Abstract

The structure of 19,20,22 C has been investigated using high-energy (around 240 MeV/nucleon) one-and two-neutron removal reactions on a carbon target. Measurements were made of the inclusive cross sections and momentum distributions for the charged residues. Narrow momentum distributions were observed for one-neutron removal from 19 C and 20 C and two-neutron removal from 22 C. Two-neutron removal from 20 C resulted in a relatively broad momentum distribution. The results are compared with eikonal-model calculations combined with shell-model structure information. The neutron removal cross sections and associated momentum distributions are calculated for transitions to both the particle-bound and particle-unbound final states. The calculations take into account the population of the mass A -1 reaction residues A-1 C and, following one-neutron emission after one-neutron removal, the mass A -2 two-neutron removal residues A-2 C. The smaller contributions of direct two-neutron removal, that populate the A-2 C residues in a single step, are also computed.
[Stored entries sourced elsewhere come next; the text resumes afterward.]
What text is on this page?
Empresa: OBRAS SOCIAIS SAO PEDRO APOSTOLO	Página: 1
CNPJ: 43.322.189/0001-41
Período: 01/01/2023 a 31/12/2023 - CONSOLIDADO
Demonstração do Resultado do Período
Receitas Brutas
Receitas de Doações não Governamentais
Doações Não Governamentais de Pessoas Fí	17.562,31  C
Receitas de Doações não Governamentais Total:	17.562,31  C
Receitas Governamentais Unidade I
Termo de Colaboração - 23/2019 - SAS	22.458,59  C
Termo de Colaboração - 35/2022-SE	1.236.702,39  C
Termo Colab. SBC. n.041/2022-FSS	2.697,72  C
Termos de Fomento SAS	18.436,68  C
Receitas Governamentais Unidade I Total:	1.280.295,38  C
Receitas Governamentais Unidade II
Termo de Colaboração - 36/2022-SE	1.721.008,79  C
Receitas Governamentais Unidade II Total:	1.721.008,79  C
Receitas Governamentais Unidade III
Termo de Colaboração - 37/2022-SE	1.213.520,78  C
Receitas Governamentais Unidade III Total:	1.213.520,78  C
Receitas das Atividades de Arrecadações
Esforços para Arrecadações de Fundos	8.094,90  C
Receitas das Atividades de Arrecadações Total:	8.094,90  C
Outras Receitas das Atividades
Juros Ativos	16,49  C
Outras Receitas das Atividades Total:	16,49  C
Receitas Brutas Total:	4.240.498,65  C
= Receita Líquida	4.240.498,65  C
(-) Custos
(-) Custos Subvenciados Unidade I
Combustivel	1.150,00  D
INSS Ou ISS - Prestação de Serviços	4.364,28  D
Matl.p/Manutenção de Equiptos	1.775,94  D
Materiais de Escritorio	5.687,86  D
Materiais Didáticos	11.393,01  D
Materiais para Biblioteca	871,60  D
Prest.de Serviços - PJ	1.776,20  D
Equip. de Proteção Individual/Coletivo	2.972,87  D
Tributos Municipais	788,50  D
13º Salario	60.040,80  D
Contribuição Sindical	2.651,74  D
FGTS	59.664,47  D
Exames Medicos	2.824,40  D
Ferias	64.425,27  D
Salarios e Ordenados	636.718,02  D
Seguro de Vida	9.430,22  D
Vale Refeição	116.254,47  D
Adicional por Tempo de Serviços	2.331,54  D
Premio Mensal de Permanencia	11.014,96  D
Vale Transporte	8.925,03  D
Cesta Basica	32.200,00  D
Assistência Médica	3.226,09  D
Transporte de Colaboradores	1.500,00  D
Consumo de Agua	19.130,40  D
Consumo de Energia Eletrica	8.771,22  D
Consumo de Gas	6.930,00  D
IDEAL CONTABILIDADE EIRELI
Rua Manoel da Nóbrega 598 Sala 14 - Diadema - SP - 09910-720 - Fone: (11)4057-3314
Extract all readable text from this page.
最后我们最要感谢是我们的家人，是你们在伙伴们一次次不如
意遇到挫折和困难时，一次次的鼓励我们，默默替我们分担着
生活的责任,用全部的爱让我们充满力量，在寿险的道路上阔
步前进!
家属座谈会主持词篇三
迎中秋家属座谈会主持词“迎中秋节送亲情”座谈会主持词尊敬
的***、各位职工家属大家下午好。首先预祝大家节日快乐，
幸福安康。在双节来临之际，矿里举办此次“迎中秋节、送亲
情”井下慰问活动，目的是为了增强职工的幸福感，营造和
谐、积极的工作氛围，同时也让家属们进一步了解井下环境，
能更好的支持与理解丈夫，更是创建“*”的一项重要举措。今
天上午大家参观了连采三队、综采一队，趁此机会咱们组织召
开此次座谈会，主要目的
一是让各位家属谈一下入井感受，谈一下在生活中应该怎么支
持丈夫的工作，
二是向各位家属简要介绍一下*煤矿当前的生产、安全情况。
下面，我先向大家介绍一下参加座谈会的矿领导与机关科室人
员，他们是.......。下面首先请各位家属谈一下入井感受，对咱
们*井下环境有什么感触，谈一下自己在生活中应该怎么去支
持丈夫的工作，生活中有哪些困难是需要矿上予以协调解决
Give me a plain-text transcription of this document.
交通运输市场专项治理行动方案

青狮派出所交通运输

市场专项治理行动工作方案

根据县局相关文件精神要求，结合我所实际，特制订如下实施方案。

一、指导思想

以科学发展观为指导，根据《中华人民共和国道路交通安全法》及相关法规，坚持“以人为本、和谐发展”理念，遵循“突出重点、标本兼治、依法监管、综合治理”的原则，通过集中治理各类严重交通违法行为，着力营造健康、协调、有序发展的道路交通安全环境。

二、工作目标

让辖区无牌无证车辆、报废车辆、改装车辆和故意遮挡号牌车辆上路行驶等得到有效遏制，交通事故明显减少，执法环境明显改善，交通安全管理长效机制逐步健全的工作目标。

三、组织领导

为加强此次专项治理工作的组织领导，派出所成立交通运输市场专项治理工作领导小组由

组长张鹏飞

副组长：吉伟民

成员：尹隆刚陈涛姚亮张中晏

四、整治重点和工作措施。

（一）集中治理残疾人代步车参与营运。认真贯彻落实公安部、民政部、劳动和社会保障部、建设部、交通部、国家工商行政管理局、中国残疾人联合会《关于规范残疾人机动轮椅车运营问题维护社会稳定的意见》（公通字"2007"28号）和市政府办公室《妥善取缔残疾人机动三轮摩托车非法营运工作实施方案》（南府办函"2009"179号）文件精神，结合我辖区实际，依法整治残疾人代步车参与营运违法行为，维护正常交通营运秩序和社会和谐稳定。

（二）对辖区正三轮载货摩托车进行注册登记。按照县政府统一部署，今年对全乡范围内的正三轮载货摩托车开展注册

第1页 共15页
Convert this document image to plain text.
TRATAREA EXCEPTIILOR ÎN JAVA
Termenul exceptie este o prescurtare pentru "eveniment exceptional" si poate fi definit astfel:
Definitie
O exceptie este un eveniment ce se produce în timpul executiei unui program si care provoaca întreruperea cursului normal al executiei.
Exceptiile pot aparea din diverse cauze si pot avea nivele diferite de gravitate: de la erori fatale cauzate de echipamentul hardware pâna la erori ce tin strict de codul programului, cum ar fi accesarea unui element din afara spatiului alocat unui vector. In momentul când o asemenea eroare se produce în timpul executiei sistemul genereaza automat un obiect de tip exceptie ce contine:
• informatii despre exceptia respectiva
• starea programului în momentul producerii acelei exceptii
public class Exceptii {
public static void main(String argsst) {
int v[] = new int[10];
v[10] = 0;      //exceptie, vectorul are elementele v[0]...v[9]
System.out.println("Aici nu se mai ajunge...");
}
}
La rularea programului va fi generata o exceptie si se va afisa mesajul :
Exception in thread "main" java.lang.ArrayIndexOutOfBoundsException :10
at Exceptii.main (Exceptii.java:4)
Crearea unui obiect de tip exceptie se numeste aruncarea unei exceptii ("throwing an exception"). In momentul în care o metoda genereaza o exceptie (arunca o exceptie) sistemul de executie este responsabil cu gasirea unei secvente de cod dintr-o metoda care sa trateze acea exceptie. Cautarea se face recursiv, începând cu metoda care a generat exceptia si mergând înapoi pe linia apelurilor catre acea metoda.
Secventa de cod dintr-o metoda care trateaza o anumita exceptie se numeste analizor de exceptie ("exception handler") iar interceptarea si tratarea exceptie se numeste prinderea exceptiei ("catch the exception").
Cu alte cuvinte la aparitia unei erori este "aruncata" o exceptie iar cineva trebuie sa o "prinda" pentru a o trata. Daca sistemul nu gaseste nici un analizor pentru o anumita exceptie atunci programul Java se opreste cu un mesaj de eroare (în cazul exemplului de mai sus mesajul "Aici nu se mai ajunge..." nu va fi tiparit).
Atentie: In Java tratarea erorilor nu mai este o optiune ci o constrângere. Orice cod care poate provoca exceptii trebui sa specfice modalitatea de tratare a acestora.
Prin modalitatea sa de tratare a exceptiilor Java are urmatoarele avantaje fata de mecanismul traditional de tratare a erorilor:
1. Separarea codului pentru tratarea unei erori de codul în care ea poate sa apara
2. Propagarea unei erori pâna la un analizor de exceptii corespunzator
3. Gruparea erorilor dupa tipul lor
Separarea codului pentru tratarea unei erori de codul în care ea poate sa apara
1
The data and calculations are shown to be in good overall agreement and consistent with the predicted shell-model ground-state configurations and one-neutron overlaps with low-lying states in 18-21 C. These suggest significant s 2 1/2 valence neutron configurations in both 20 C and 22 C. The results for 22 C strongly support the picture of 22 C as a two-neutron halo nucleus with a dominant s 2 1/2 ground-state configuration.